Even though Black Friday sales may have been decent, housing is still lagging. Another indicator: “the number of days since the average borrower in foreclosure last made a mortgage payment” is 492 days. The Wall Street Journal adds more about this figure:
In recent months, the number of borrowers entering severe delinquency — meaning they missed their third monthly mortgage payment — has been on the decline, falling to about 700,000 in October, according to mortgage-data provider LPS Applied Analytics. But it’s still more than double the number of foreclosure processes started.
As a result, banks are taking progressively longer to foreclose. The average borrower in the foreclosure process hadn’t made a payment in 492 days as of the end of October, according to LPS. That compares to 382 days a year ago and a low of 244 days in August 2007…
Speeding up the process won’t be easy, as demonstrated by the banks’ continuing legal troubles related to robo-signers, bank employees who signed foreclosure affidavits without properly checking the required loan documentation.
Millions of Americans still are paying their mortgages even though they owe more than their homes are worth. The more banks’ backlog grows, the more likely they are to join it, adding to the already giant pile of foreclosures weighing on the housing market.

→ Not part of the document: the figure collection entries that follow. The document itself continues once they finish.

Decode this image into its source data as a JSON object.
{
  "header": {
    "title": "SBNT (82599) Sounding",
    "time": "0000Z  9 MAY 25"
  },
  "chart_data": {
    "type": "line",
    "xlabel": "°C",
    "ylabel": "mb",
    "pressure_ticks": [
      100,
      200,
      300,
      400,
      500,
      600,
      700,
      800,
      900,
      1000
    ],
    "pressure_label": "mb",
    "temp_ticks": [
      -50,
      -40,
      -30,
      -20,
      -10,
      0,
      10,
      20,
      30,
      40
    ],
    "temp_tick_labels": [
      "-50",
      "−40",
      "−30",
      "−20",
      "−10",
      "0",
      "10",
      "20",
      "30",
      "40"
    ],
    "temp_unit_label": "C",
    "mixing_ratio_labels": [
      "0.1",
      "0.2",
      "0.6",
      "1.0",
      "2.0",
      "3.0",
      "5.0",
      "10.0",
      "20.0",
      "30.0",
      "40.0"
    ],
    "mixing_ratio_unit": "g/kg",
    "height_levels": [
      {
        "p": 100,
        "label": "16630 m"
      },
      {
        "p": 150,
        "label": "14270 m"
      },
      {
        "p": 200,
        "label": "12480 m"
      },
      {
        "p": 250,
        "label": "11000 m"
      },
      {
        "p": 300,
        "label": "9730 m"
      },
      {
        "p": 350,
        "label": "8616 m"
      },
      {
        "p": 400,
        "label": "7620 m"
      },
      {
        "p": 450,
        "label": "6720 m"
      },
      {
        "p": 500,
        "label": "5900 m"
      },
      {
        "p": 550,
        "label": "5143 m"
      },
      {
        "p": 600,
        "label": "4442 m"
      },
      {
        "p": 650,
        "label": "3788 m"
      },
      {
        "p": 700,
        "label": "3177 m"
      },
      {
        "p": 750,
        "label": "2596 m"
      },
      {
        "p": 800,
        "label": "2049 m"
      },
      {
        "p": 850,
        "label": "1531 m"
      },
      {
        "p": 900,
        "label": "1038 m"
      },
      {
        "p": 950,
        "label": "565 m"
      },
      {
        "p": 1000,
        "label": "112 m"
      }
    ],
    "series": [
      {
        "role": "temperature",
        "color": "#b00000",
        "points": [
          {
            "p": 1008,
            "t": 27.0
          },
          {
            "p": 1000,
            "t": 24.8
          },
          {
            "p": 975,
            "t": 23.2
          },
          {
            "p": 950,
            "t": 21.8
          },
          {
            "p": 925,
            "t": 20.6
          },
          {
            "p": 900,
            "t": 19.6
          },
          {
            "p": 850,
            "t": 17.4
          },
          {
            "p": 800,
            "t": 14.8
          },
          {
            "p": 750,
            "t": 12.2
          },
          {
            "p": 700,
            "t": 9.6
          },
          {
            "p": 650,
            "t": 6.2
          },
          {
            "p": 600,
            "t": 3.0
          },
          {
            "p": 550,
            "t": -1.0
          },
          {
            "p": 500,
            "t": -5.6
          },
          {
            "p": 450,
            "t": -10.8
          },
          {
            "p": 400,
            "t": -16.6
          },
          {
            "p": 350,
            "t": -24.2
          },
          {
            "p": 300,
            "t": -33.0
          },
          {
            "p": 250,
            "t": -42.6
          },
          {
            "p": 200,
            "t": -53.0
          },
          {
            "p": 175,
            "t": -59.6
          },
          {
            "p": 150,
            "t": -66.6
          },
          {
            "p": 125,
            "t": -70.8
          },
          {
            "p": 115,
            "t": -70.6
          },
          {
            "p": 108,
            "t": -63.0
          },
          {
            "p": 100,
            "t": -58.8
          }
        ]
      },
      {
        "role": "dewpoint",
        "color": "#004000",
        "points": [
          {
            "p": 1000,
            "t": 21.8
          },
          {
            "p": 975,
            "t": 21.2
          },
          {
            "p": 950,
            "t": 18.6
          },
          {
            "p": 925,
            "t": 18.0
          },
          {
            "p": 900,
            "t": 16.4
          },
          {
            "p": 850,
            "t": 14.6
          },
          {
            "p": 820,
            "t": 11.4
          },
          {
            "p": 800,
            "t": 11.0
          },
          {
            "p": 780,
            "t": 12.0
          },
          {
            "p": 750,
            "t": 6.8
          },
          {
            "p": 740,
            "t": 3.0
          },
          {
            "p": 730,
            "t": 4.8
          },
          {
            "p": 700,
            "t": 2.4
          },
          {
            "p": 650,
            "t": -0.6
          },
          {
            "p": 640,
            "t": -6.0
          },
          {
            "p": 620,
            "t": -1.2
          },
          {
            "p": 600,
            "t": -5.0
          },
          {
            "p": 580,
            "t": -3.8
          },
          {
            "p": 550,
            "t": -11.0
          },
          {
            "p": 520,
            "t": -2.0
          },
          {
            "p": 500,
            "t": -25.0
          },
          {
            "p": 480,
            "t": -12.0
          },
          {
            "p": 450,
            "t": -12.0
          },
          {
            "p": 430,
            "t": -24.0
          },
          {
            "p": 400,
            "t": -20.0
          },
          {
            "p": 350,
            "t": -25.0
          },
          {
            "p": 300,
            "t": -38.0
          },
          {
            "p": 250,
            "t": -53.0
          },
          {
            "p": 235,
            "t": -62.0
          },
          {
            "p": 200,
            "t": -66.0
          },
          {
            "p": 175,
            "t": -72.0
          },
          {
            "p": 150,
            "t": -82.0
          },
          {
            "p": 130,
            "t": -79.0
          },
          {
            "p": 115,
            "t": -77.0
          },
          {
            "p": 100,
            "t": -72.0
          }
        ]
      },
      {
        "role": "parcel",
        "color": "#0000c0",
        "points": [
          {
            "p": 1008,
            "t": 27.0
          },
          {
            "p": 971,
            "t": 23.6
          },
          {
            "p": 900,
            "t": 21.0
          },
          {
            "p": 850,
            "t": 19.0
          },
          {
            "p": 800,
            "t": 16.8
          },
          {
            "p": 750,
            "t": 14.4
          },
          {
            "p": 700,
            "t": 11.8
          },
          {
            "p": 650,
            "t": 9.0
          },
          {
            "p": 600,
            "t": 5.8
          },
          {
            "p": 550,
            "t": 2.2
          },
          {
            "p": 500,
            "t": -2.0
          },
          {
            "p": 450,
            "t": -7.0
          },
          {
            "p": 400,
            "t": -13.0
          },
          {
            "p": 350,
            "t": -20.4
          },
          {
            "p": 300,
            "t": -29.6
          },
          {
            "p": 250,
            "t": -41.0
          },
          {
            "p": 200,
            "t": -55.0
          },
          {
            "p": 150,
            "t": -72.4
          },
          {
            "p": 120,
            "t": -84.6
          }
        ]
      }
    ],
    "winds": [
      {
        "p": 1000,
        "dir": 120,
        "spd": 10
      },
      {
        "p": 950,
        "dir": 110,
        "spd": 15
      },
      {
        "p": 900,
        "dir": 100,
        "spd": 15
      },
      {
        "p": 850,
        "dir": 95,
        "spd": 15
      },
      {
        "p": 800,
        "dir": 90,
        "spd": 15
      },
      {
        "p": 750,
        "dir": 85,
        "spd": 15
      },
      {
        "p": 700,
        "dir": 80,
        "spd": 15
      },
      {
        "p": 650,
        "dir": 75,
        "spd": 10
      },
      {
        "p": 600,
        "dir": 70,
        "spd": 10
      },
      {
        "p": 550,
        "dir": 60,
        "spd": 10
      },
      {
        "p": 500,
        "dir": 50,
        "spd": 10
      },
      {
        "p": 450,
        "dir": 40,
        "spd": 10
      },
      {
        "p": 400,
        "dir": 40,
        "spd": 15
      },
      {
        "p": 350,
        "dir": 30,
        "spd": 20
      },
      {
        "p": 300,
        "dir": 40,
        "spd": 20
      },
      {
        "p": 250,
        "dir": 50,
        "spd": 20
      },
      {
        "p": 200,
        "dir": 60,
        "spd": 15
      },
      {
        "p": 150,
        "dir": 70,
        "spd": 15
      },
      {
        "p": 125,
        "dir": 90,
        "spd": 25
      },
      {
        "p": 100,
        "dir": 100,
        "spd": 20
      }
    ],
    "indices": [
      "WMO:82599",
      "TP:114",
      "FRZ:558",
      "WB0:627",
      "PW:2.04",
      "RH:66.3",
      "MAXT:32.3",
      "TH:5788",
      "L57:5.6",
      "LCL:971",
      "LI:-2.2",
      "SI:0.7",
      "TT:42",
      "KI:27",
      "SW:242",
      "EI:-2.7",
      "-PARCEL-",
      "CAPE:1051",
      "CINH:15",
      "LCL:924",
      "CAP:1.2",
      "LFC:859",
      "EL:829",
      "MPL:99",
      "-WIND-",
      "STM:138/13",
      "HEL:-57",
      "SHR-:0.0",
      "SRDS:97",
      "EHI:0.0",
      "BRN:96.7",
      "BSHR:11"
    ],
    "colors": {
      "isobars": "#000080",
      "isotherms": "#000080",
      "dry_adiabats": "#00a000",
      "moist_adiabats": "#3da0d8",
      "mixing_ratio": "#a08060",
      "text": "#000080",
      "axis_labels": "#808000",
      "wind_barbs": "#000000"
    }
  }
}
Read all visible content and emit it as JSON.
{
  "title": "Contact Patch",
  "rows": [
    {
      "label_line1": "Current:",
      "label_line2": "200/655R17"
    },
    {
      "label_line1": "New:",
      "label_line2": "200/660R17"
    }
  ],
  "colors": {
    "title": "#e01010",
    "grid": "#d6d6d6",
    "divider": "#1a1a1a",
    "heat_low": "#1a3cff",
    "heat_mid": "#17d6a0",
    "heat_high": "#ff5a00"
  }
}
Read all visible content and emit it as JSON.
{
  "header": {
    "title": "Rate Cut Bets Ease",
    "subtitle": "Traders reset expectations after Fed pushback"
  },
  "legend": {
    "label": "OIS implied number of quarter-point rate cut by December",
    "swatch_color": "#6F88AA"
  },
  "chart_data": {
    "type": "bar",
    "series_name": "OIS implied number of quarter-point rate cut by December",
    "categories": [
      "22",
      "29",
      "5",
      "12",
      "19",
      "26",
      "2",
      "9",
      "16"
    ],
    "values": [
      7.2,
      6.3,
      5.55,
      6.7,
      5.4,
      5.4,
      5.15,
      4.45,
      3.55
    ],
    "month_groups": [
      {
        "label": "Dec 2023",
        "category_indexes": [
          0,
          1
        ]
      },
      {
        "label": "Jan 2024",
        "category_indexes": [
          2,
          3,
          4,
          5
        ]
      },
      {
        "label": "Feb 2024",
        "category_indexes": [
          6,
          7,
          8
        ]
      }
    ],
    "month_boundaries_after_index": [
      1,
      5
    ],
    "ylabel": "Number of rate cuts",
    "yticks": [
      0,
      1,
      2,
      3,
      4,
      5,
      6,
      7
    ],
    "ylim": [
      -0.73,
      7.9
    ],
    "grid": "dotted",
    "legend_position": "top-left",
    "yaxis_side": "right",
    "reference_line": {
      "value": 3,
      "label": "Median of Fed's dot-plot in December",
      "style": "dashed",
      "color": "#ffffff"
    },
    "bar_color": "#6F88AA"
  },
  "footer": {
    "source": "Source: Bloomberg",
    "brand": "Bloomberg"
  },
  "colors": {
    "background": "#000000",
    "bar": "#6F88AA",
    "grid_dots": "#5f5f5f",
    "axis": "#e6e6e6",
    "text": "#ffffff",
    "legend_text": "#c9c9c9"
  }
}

In my mind, one of the issues is that we don’t really know the true state of the housing market until all of these foreclosures go through. And if the average length is more than a year, it is going to take a long time to get all of these through the system, let alone deal with new foreclosures.
I wonder if the length of foreclosure differs by location. In areas that were hard hit by foreclosures, like Las Vegas or parts of California, are the banks ahead or behind in regard to these 492 days? Are there areas of the country where it is in the banks’ interest to slow down the foreclosure process because they can’t really do anything with the houses anyway?